Vanter les mérites de la comparution immédiate, c’est promouvoir une procédure discriminante à l’égard d’hommes, jeunes, étrangers ou d’origine étrangère, sans emploi, résidant dans des zones géographiques défavorisées. C’est se réjouir d’un jugement biaisé, dans des conditions hautement défavorables aux alternatives à l’incarcération et aux aménagements de peine et qui entraine in fine une probabilité d'être incarcéré huit fois plus importante que les autres modes de jugement. C’est feindre d’ignorer l’impact concret de la prison sur ces personnes avec un enfermement 23 heures sur 24 à deux ou trois dans 9m2 sans activité ou presque, et où les possibilités d'accompagnement et de maintien d'un lien social sont mises à rude épreuve.

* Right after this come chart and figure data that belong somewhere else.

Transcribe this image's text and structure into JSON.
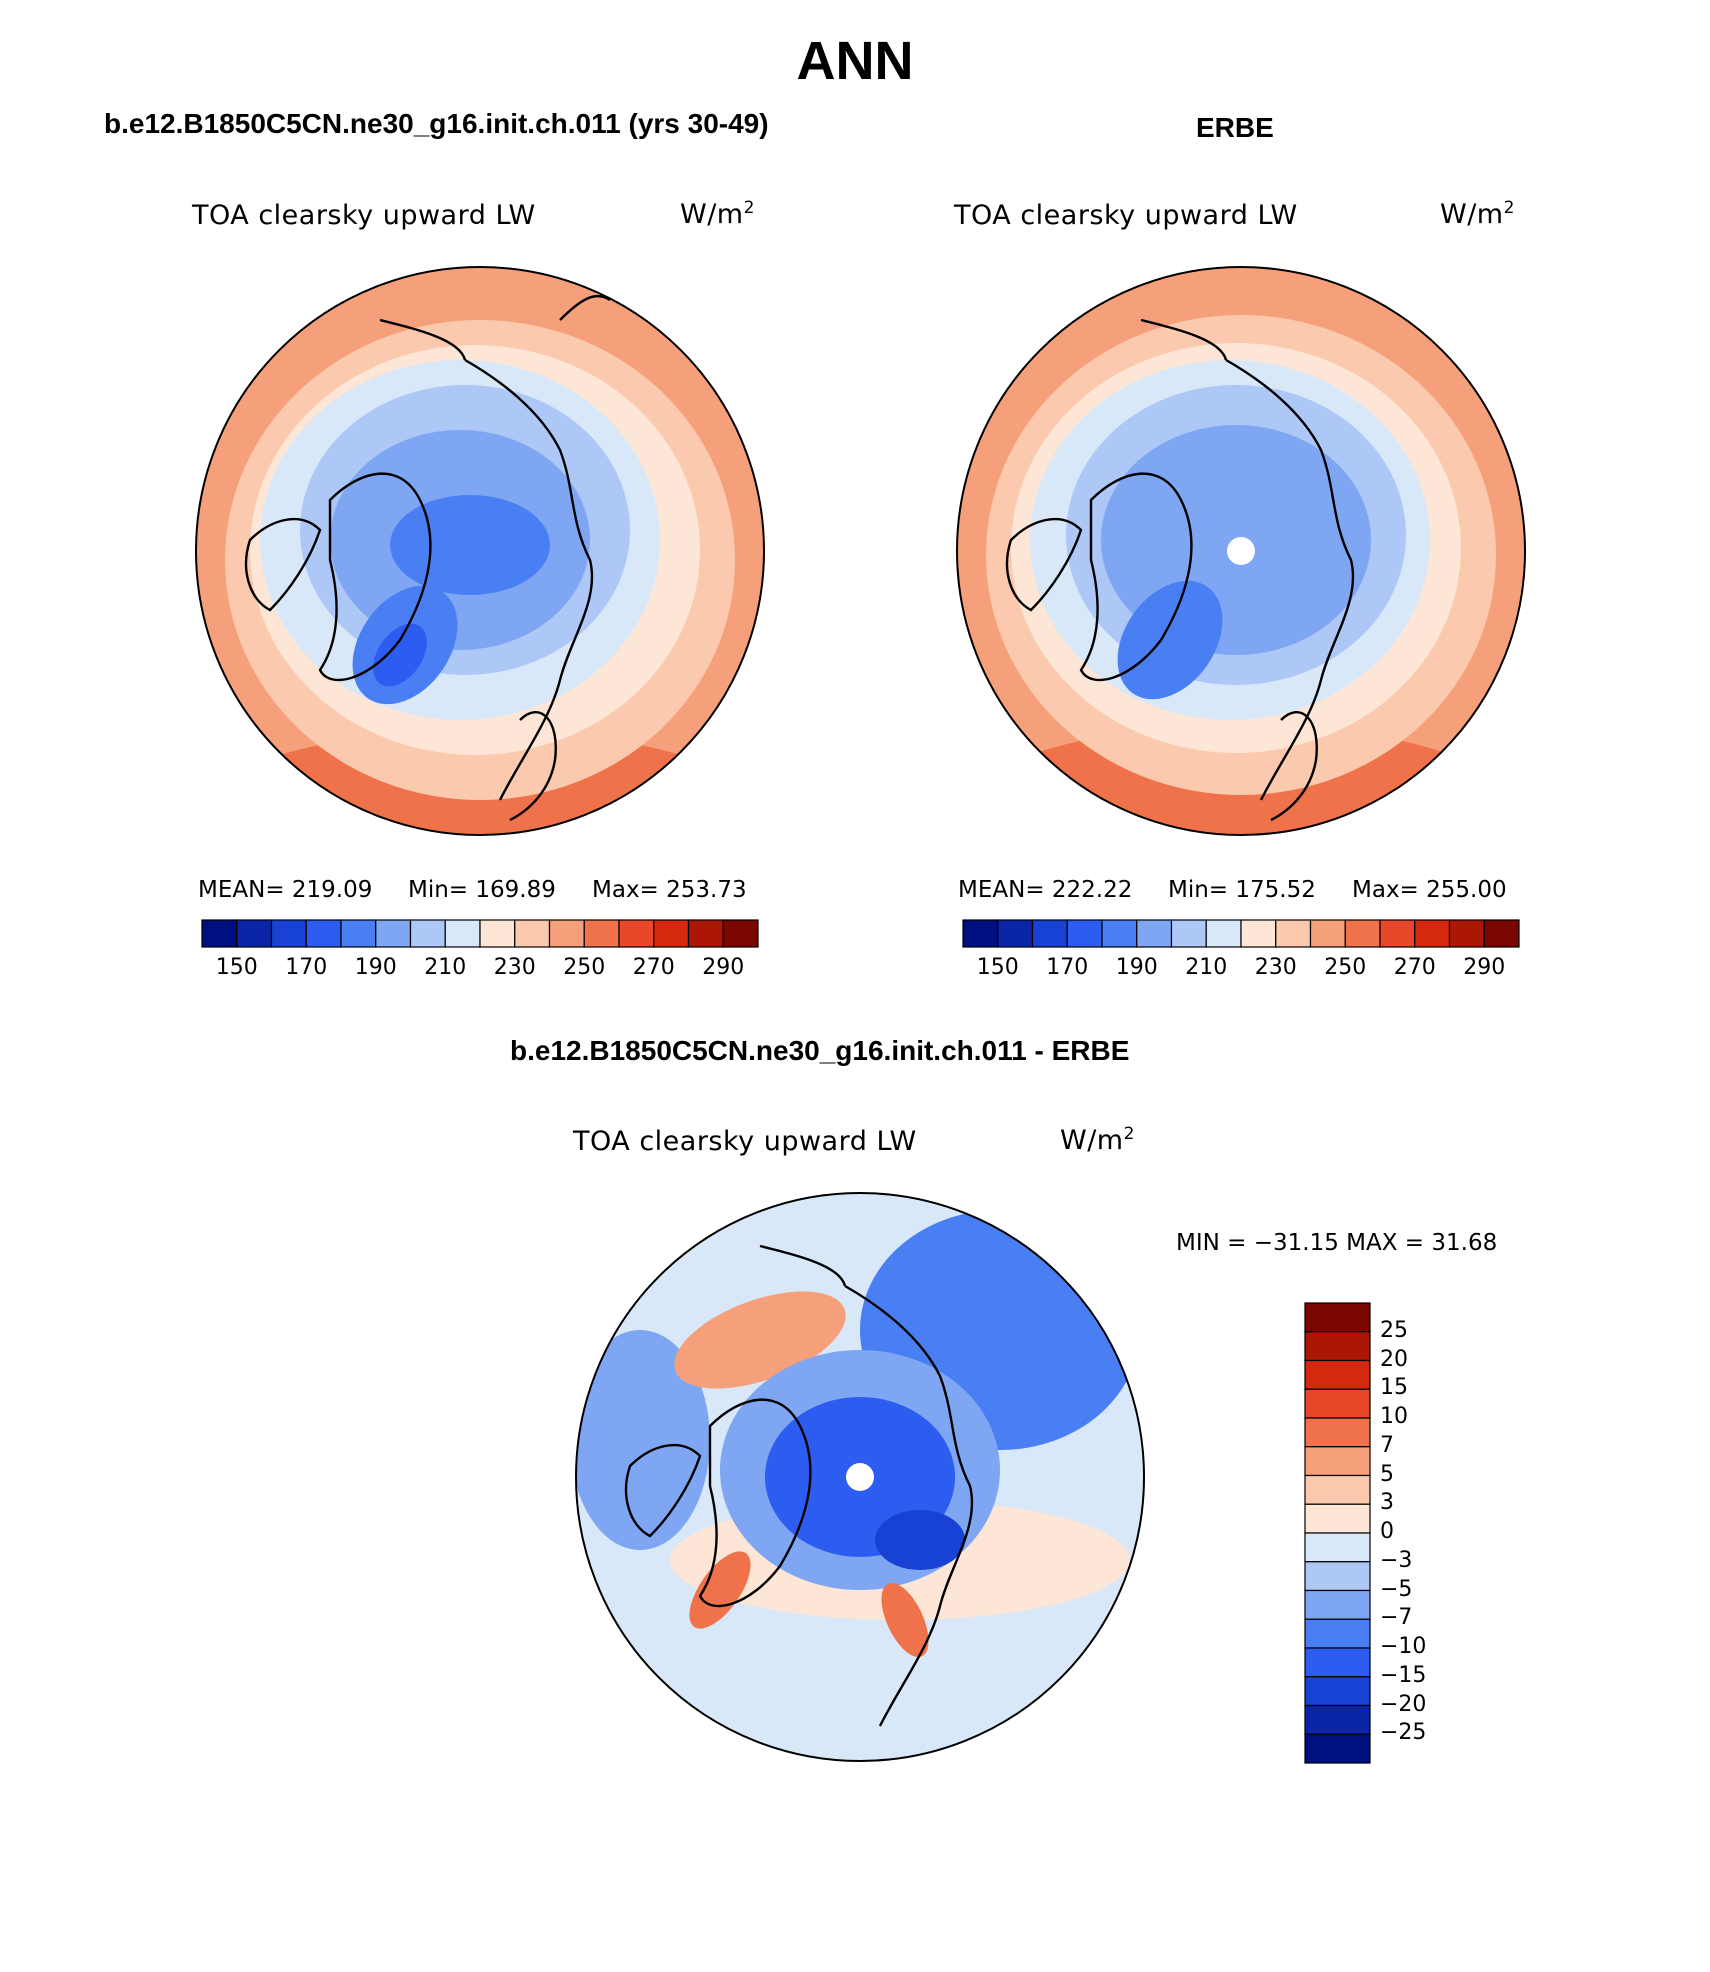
{
  "title": "ANN",
  "panels": [
    {
      "header": "b.e12.B1850C5CN.ne30_g16.init.ch.011 (yrs 30-49)",
      "variable": "TOA clearsky upward LW",
      "units_base": "W/m",
      "units_exp": "2",
      "stats": {
        "mean_text": "MEAN= 219.09",
        "min_text": "Min= 169.89",
        "max_text": "Max= 253.73"
      }
    },
    {
      "header": "ERBE",
      "variable": "TOA clearsky upward LW",
      "units_base": "W/m",
      "units_exp": "2",
      "stats": {
        "mean_text": "MEAN= 222.22",
        "min_text": "Min= 175.52",
        "max_text": "Max= 255.00"
      }
    },
    {
      "header": "b.e12.B1850C5CN.ne30_g16.init.ch.011 - ERBE",
      "variable": "TOA clearsky upward LW",
      "units_base": "W/m",
      "units_exp": "2",
      "minmax_text": "MIN = −31.15 MAX =  31.68"
    }
  ],
  "abs_colorbar": {
    "colors": [
      "#000f7f",
      "#0a25a8",
      "#1842d4",
      "#2c5df0",
      "#4a7ff4",
      "#7ea6f2",
      "#adc7f6",
      "#d9e8f9",
      "#fde6d6",
      "#fbc9ad",
      "#f6a07b",
      "#f0724a",
      "#e9472a",
      "#d4280f",
      "#ac1705",
      "#7a0600"
    ],
    "tick_labels": [
      "150",
      "170",
      "190",
      "210",
      "230",
      "250",
      "270",
      "290"
    ]
  },
  "diff_colorbar": {
    "colors": [
      "#7a0600",
      "#ac1705",
      "#d4280f",
      "#e9472a",
      "#f0724a",
      "#f6a07b",
      "#fbc9ad",
      "#fde6d6",
      "#d9e8f9",
      "#adc7f6",
      "#7ea6f2",
      "#4a7ff4",
      "#2c5df0",
      "#1842d4",
      "#0a25a8",
      "#000f7f"
    ],
    "tick_labels": [
      "25",
      "20",
      "15",
      "10",
      "7",
      "5",
      "3",
      "0",
      "−3",
      "−5",
      "−7",
      "−10",
      "−15",
      "−20",
      "−25"
    ]
  },
  "map_colors": {
    "outer": "#f6a07b",
    "edge": "#f0724a",
    "ring": "#fbc9ad",
    "inner_ring": "#fde6d6",
    "pale": "#d9e8f9",
    "blue_light": "#adc7f6",
    "blue_mid": "#7ea6f2",
    "blue_dark": "#4a7ff4",
    "blue_deep": "#2c5df0",
    "blue_core": "#1842d4",
    "coast": "#000000",
    "pole": "#ffffff"
  }
}
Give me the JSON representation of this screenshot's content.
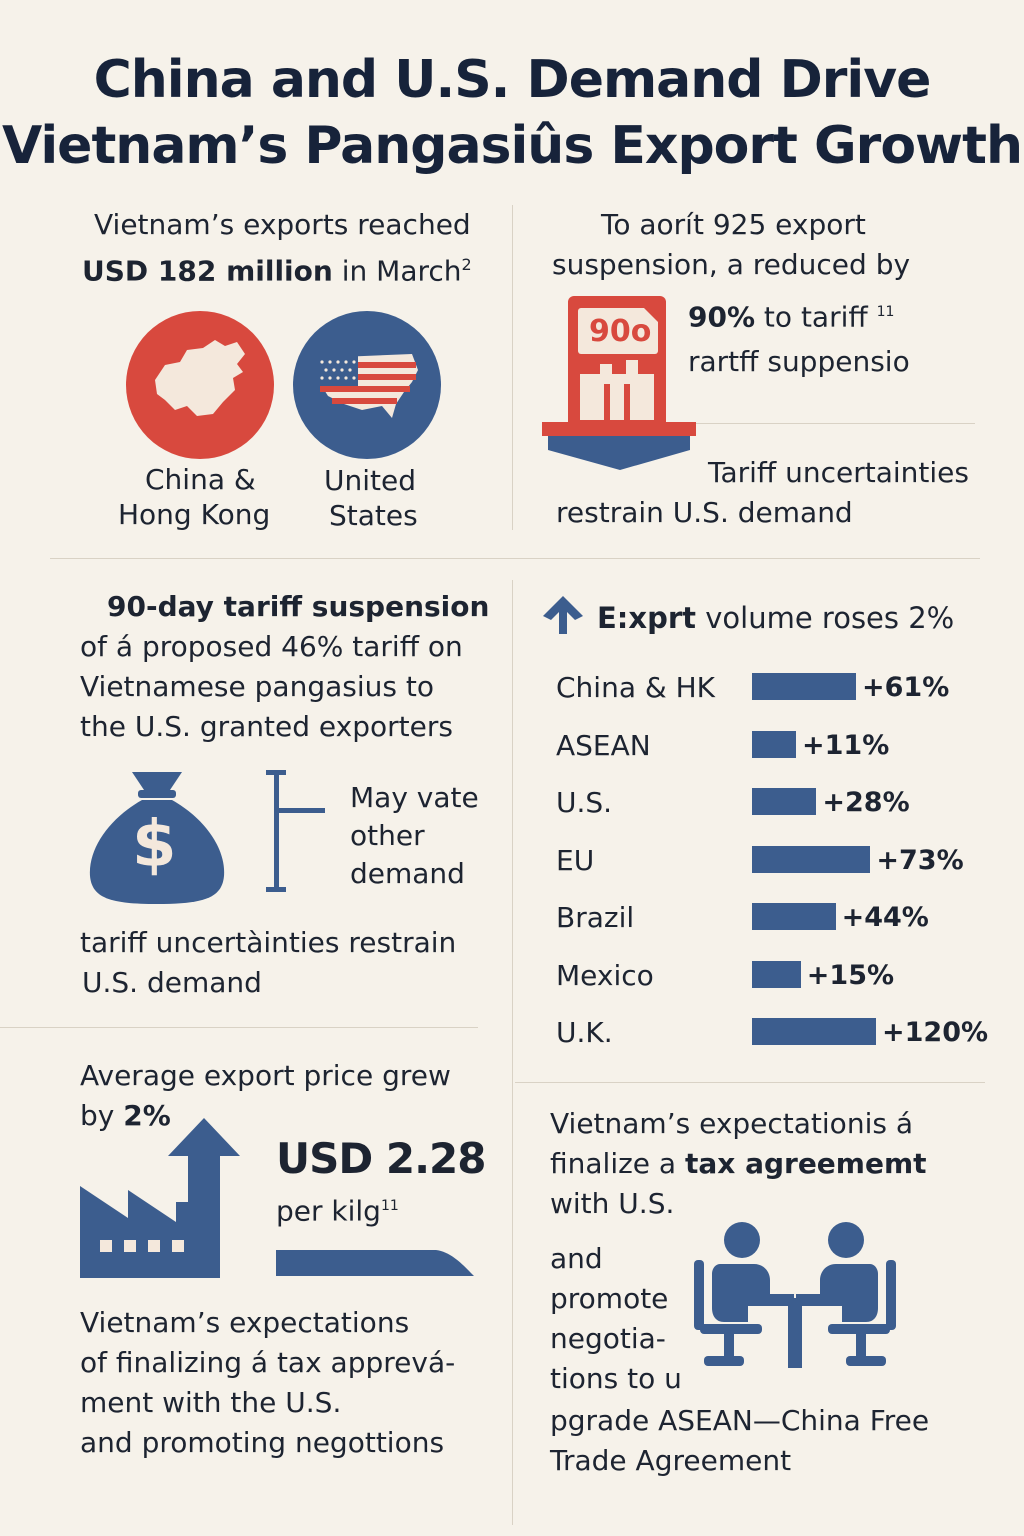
{
  "title": {
    "line1": "China and U.S. Demand Drive",
    "line2": "Vietnam’s Pangasiûs Export Growth"
  },
  "panel1": {
    "line1": "Vietnam’s exports reached",
    "bold": "USD 182 million",
    "rest": " in March",
    "sup": "2",
    "china_label_1": "China &",
    "china_label_2": "Hong Kong",
    "us_label_1": "United",
    "us_label_2": "States"
  },
  "panel2": {
    "line1": "To aorít 925 export",
    "line2": "suspension, a reduced by",
    "badge": "90o",
    "pct_bold": "90%",
    "pct_rest": " to tariff",
    "pct_sup": "11",
    "line4": "rartff suppensio",
    "note1": "Tariff uncertainties",
    "note2": "restrain U.S. demand"
  },
  "panel3": {
    "line1": "90-day tariff suspension",
    "line2": "of á proposed 46% tariff on",
    "line3": "Vietnamese pangasius to",
    "line4": "the U.S. granted exporters",
    "side1": "May vate",
    "side2": "other",
    "side3": "demand",
    "bottom1": "tariff uncertàinties restrain",
    "bottom2": "U.S. demand",
    "dollar": "$"
  },
  "panel4": {
    "bold": "E:xprt",
    "rest": " volume roses 2%"
  },
  "panel5": {
    "line1": "Average export price grew",
    "line2_pre": "by ",
    "line2_bold": "2%",
    "price": "USD 2.28",
    "unit": "per kilg",
    "unit_sup": "11",
    "bottom1": "Vietnam’s expectations",
    "bottom2": "of finalizing á tax apprevá-",
    "bottom3": "ment with the U.S.",
    "bottom4": "and promoting negottions"
  },
  "panel6": {
    "line1": "Vietnam’s expectationis á",
    "line2_pre": "finalize a ",
    "line2_bold": "tax agreememt",
    "line3": "with U.S.",
    "side1": "and",
    "side2": "promote",
    "side3": "negotia-",
    "side4": "tions to u",
    "bottom1": "pgrade ASEAN—China Free",
    "bottom2": "Trade Agreement"
  },
  "colors": {
    "red": "#d8493e",
    "blue": "#3c5d8e",
    "background": "#f6f2ea"
  },
  "chart_data": {
    "type": "bar",
    "orientation": "horizontal",
    "categories": [
      "China & HK",
      "ASEAN",
      "U.S.",
      "EU",
      "Brazil",
      "Mexico",
      "U.K."
    ],
    "values": [
      61,
      11,
      28,
      73,
      44,
      15,
      120
    ],
    "labels": [
      "+61%",
      "+11%",
      "+28%",
      "+73%",
      "+44%",
      "+15%",
      "+120%"
    ],
    "title": "",
    "xlabel": "",
    "ylabel": ""
  }
}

Nous, acteurs et actrices du milieu prison-justice, nous désolons de constater que le garde des Sceaux rend compte de l’action de la justice par une succession de chiffres censés représenter la fermeté et l’efficacité de l’action étatique. Il alimente ainsi l’idée simpliste selon laquelle la prison est la seule réponse efficace à la délinquance. Pourtant, de nombreuses études révèlent qu’elle augmente la récidive plus qu’elle ne la prévient. La loi pénale érige d’ailleurs le prononcé de l’emprisonnement comme un dernier recours, ne devant être utilisé que lorsque toutes les autres peines seraient insuffisantes à remplir les objectifs qui leur sont assignés.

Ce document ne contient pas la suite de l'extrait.